Sets are usually implemented as some variety of a binary tree. Red black trees have good worst case performance.

These can also be used to build an map to allow key / value lookups.

This approach requires some sort of ordering on the elements of the set and the key values in a map.

I'm not sure how you would manage a set that could possibly contain itself using binary trees if you limit set membership to well defined types in C ... comparison between such constructs could be problematic. You could do it easily enough in C++, though.


The way to get genericity in C is by void *, so you're going to be using pointers anyway, and pointers to different objects are unique. This means you need a hash map or binary tree containing pointers, and this will work for all data objects.

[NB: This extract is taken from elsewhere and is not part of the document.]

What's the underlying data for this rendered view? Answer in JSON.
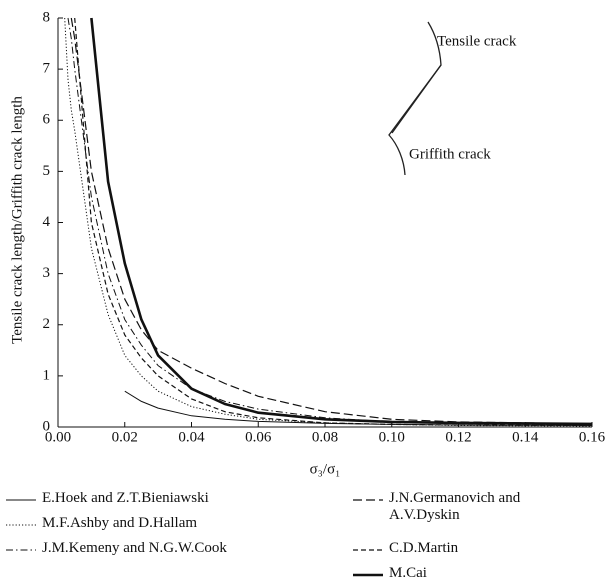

The downside of this is that you can't enter rvalues independently. You can't have a set containing the value 5; you have to assign 5 to a variable, which means it won't match a random 5. You could enter it as (void *) 5, and for practical purposes this is likely to work with small integers, but if your integers can get into large enough sizes to compete with pointers this has a very small probability of failing.

Nor does this work with string values. Given char a[] = "Hello, World!"; char b[] = "Hello, World!";, a set of pointers would find a and b to be different. You would probably want to hash the values, but if you're concerned about hash collisions you should save the string in the set and do a strncmp() to compare the stored string with the probing string.

(There's similar problems with floating-point numbers, but trying to represent floating-point numbers in sets is a bad idea in the first place.)

Therefore, you'd probably want a tagged value, one tag for any sort of object, one for integer value, and one for string value, and possibly more for different sorts of values. It's complicated, but doable.